On November 21, the organisation’s transport committee published a report of its investigation into cycling safety in London. The report, Gearing Up, criticises Boris Johnson for not being ambitious enough to realise his own goal of bringing about a “cycling revolution”, calling for double the existing Transport for London cycling budget and doubling Johnson’s target of having five percent of all journeys made by bike in 2026 to 10 percent. In comparison, Copenhagen has set a target of 50 percent by 2015.

Perception of danger is a significant factor. “If cycle safety does not improve, there is a risk that more Londoners will be put off taking up cycling”, reads the document.

Meanwhile the Traffic Droid accepts there is risk in choosing pedalling power over engine. “Anything can happen at any moment,” he says. “It is advisable to find a very quiet route, even though it may be longer to get to your workplace. Spend a weekend, a quiet time, proofing your route – and once you’ve learned your route you become confident.”

HANDLE WITH CARE: The horns, cameras and lights on the Droid Machine

Despite his stoic aura, Dediare admits he was afraid when four years ago, in order “to save a lot of money”, he started out.

“I tell you, the first time I went on the road with bicycle I was scared – I had to use the pavement,” he says.

The reason he transformed himself into the Traffic Droid and created the Droid Machine – “a bicycle souped-up with horns, lights and cameras” – was due to being hit and run on his bike three years ago.

“The driver, without warning – no indicator lights, no horn – suddenly turned into me.
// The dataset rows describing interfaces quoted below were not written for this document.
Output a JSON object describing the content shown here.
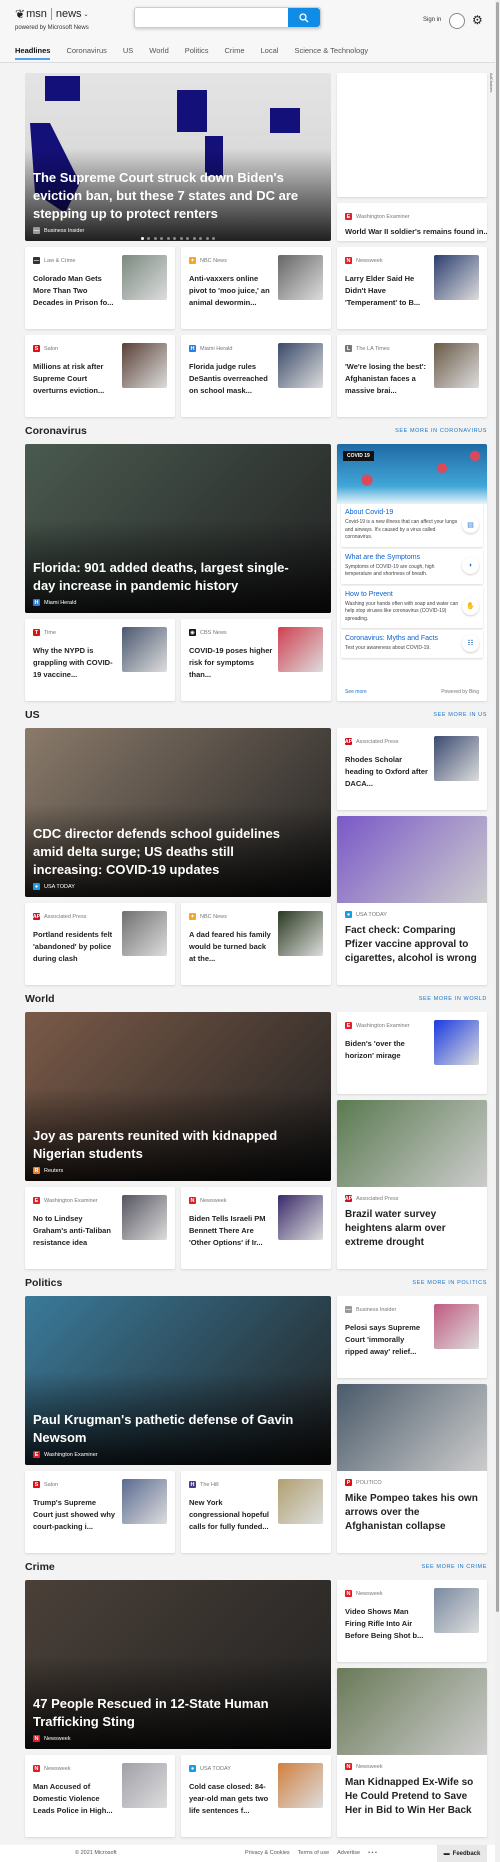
{
  "header": {
    "logo": "msn",
    "product": "news",
    "tagline": "powered by Microsoft News",
    "search_value": "",
    "sign_in": "Sign in"
  },
  "nav": [
    "Headlines",
    "Coronavirus",
    "US",
    "World",
    "Politics",
    "Crime",
    "Local",
    "Science & Technology"
  ],
  "nav_active": "Headlines",
  "colors": {
    "accent": "#0f8de6",
    "link": "#1a73c8"
  },
  "sources": {
    "Business Insider": {
      "icon": "business-insider-icon",
      "color": "#999999",
      "glyph": "—"
    },
    "Washington Examiner": {
      "icon": "washington-examiner-icon",
      "color": "#e0202a",
      "glyph": "E"
    },
    "Law & Crime": {
      "icon": "law-and-crime-icon",
      "color": "#333333",
      "glyph": "—"
    },
    "NBC News": {
      "icon": "nbc-peacock-icon",
      "color": "#f5a623",
      "glyph": "✦"
    },
    "Newsweek": {
      "icon": "newsweek-icon",
      "color": "#e41b23",
      "glyph": "N"
    },
    "Salon": {
      "icon": "salon-icon",
      "color": "#e01010",
      "glyph": "S"
    },
    "Miami Herald": {
      "icon": "miami-herald-icon",
      "color": "#2a7de1",
      "glyph": "H"
    },
    "The LA Times": {
      "icon": "la-times-icon",
      "color": "#777777",
      "glyph": "L"
    },
    "Time": {
      "icon": "time-icon",
      "color": "#e01010",
      "glyph": "T"
    },
    "CBS News": {
      "icon": "cbs-eye-icon",
      "color": "#111111",
      "glyph": "◉"
    },
    "Associated Press": {
      "icon": "ap-icon",
      "color": "#d01020",
      "glyph": "AP"
    },
    "USA TODAY": {
      "icon": "usa-today-icon",
      "color": "#1a9be6",
      "glyph": "●"
    },
    "Reuters": {
      "icon": "reuters-icon",
      "color": "#f08020",
      "glyph": "R"
    },
    "The Hill": {
      "icon": "the-hill-icon",
      "color": "#4a3a8a",
      "glyph": "H"
    },
    "POLITICO": {
      "icon": "politico-icon",
      "color": "#e01010",
      "glyph": "P"
    }
  },
  "headlines": {
    "hero": {
      "title": "The Supreme Court struck down Biden's eviction ban, but these 7 states and DC are stepping up to protect renters",
      "source": "Business Insider",
      "image": "#dcdcdc",
      "dots": 12,
      "active_dot": 1
    },
    "ad_label": "AdChoices",
    "side": {
      "source": "Washington Examiner",
      "title": "World War II soldier's remains found in..."
    },
    "cards": [
      {
        "source": "Law & Crime",
        "title": "Colorado Man Gets More Than Two Decades in Prison fo...",
        "thumb": "#7a8a80"
      },
      {
        "source": "NBC News",
        "title": "Anti-vaxxers online pivot to 'moo juice,' an animal dewormin...",
        "thumb": "#666666"
      },
      {
        "source": "Newsweek",
        "title": "Larry Elder Said He Didn't Have 'Temperament' to B...",
        "thumb": "#2c3e70"
      },
      {
        "source": "Salon",
        "title": "Millions at risk after Supreme Court overturns eviction...",
        "thumb": "#5a4036"
      },
      {
        "source": "Miami Herald",
        "title": "Florida judge rules DeSantis overreached on school mask...",
        "thumb": "#3a4a6a"
      },
      {
        "source": "The LA Times",
        "title": "'We're losing the best': Afghanistan faces a massive brai...",
        "thumb": "#6a5a48"
      }
    ]
  },
  "sections": [
    {
      "id": "coronavirus",
      "title": "Coronavirus",
      "see_more": "SEE MORE IN CORONAVIRUS",
      "hero": {
        "title": "Florida: 901 added deaths, largest single-day increase in pandemic history",
        "source": "Miami Herald",
        "image": "#4a5a50"
      },
      "cards": [
        {
          "source": "Time",
          "title": "Why the NYPD is grappling with COVID-19 vaccine...",
          "thumb": "#4a5870"
        },
        {
          "source": "CBS News",
          "title": "COVID-19 poses higher risk for symptoms than...",
          "thumb": "#d04050"
        }
      ],
      "covid": {
        "badge": "COVID 19",
        "items": [
          {
            "title": "About Covid-19",
            "desc": "Covid-19 is a new illness that can affect your lungs and airways. It's caused by a virus called coronavirus.",
            "icon": "document-icon",
            "glyph": "▤"
          },
          {
            "title": "What are the Symptoms",
            "desc": "Symptoms of COVID-19 are cough, high temperature and shortness of breath.",
            "icon": "symptoms-icon",
            "glyph": "◗"
          },
          {
            "title": "How to Prevent",
            "desc": "Washing your hands often with soap and water can help stop viruses like coronavirus (COVID-19) spreading.",
            "icon": "handwash-icon",
            "glyph": "✋"
          },
          {
            "title": "Coronavirus: Myths and Facts",
            "desc": "Test your awareness about COVID-19.",
            "icon": "quiz-icon",
            "glyph": "☷"
          }
        ],
        "see_more": "See more",
        "powered": "Powered by Bing"
      }
    },
    {
      "id": "us",
      "title": "US",
      "see_more": "SEE MORE IN US",
      "hero": {
        "title": "CDC director defends school guidelines amid delta surge; US deaths still increasing: COVID-19 updates",
        "source": "USA TODAY",
        "image": "#8a7a6a"
      },
      "side": {
        "source": "Associated Press",
        "title": "Rhodes Scholar heading to Oxford after DACA...",
        "thumb": "#3a4a70"
      },
      "big": {
        "source": "USA TODAY",
        "title": "Fact check: Comparing Pfizer vaccine approval to cigarettes, alcohol is wrong",
        "image": "#7a58c8"
      },
      "cards": [
        {
          "source": "Associated Press",
          "title": "Portland residents felt 'abandoned' by police during clash",
          "thumb": "#707070"
        },
        {
          "source": "NBC News",
          "title": "A dad feared his family would be turned back at the...",
          "thumb": "#2a3a20"
        }
      ]
    },
    {
      "id": "world",
      "title": "World",
      "see_more": "SEE MORE IN WORLD",
      "hero": {
        "title": "Joy as parents reunited with kidnapped Nigerian students",
        "source": "Reuters",
        "image": "#7a5a48"
      },
      "side": {
        "source": "Washington Examiner",
        "title": "Biden's 'over the horizon' mirage",
        "thumb": "#1a3ae0"
      },
      "big": {
        "source": "Associated Press",
        "title": "Brazil water survey heightens alarm over extreme drought",
        "image": "#5a7a50"
      },
      "cards": [
        {
          "source": "Washington Examiner",
          "title": "No to Lindsey Graham's anti-Taliban resistance idea",
          "thumb": "#555560"
        },
        {
          "source": "Newsweek",
          "title": "Biden Tells Israeli PM Bennett There Are 'Other Options' if Ir...",
          "thumb": "#3a2a6a"
        }
      ]
    },
    {
      "id": "politics",
      "title": "Politics",
      "see_more": "SEE MORE IN POLITICS",
      "hero": {
        "title": "Paul Krugman's pathetic defense of Gavin Newsom",
        "source": "Washington Examiner",
        "image": "#3a7a9a"
      },
      "side": {
        "source": "Business Insider",
        "title": "Pelosi says Supreme Court 'immorally ripped away' relief...",
        "thumb": "#c05a80"
      },
      "big": {
        "source": "POLITICO",
        "title": "Mike Pompeo takes his own arrows over the Afghanistan collapse",
        "image": "#4a5a6a"
      },
      "cards": [
        {
          "source": "Salon",
          "title": "Trump's Supreme Court just showed why court-packing i...",
          "thumb": "#5a6a90"
        },
        {
          "source": "The Hill",
          "title": "New York congressional hopeful calls for fully funded...",
          "thumb": "#b0a070"
        }
      ]
    },
    {
      "id": "crime",
      "title": "Crime",
      "see_more": "SEE MORE IN CRIME",
      "hero": {
        "title": "47 People Rescued in 12-State Human Trafficking Sting",
        "source": "Newsweek",
        "image": "#4a4038"
      },
      "side": {
        "source": "Newsweek",
        "title": "Video Shows Man Firing Rifle Into Air Before Being Shot b...",
        "thumb": "#7a8aa0"
      },
      "big": {
        "source": "Newsweek",
        "title": "Man Kidnapped Ex-Wife so He Could Pretend to Save Her in Bid to Win Her Back",
        "image": "#6a7a58"
      },
      "cards": [
        {
          "source": "Newsweek",
          "title": "Man Accused of Domestic Violence Leads Police in High...",
          "thumb": "#a0a0a8"
        },
        {
          "source": "USA TODAY",
          "title": "Cold case closed: 84-year-old man gets two life sentences f...",
          "thumb": "#d08040"
        }
      ]
    }
  ],
  "footer": {
    "copyright": "© 2021 Microsoft",
    "links": [
      "Privacy & Cookies",
      "Terms of use",
      "Advertise",
      "• • •"
    ],
    "feedback": "Feedback"
  }
}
I went flying, 10 feet off the ground, I swear to God. I saw lights spinning, I felt like a helicopter, like a rag-doll.

“I hit the ground, cracked two ribs, and laying my back I thought I was finished.”

The driver contrived to attempt escaping by turning down a dead-end. “He was brought to justice,” Dediare says, barely concealing a smile.

Now, after three years of being the Traffic Droid, he has gotten into the swing of things. He wears a bike lock cable around his neck – something that doubles up as an instrument of self-defence. “It’s a last resort, I’d never attack anybody,” he says, knowing full well there are people who will become confrontational.

Most people whose bad road habits make them recipients of one of his special tickets take onboard his advice. Yet “some are naturally very aggressive,” Dediare says.

Since becoming the Traffic Droid, he has been attacked twice.

“I’ve been attacked twice. I’ve been throttled around my throat. There’s a rule of engagement here: never ever fight back – except when your life is danger.

“I am a pacifist, but I’m an activist at the same time.”

There is no immediate end in sight to his days of tackling dangerous road users; he says he will persist in being the Traffic Droid “as long as there are bad people on the roads threatening my live and other people’s lives."

The notion of protecting strangers is wired into wired into Dediare. “I come from a background where we care for others, and it’s something I can’t help,” he says.

Arguably, there is an element of spirituality guiding him. “I am Christian, but I don’t follow it religiously, like going to church every day. I believe in God, I believe in people, I believe in animals, I believe in life and helping others,” Dediare says with conviction.

“Cycling is a beautiful activity,” he adds before closing the interview with a blast of the Droid Machine’s incredibly loud horn – the sound, trumping anything the passing buses can muster, elicits annoyed looks from shoppers worried that they could be asking Santa for hearing-aids this Christmas.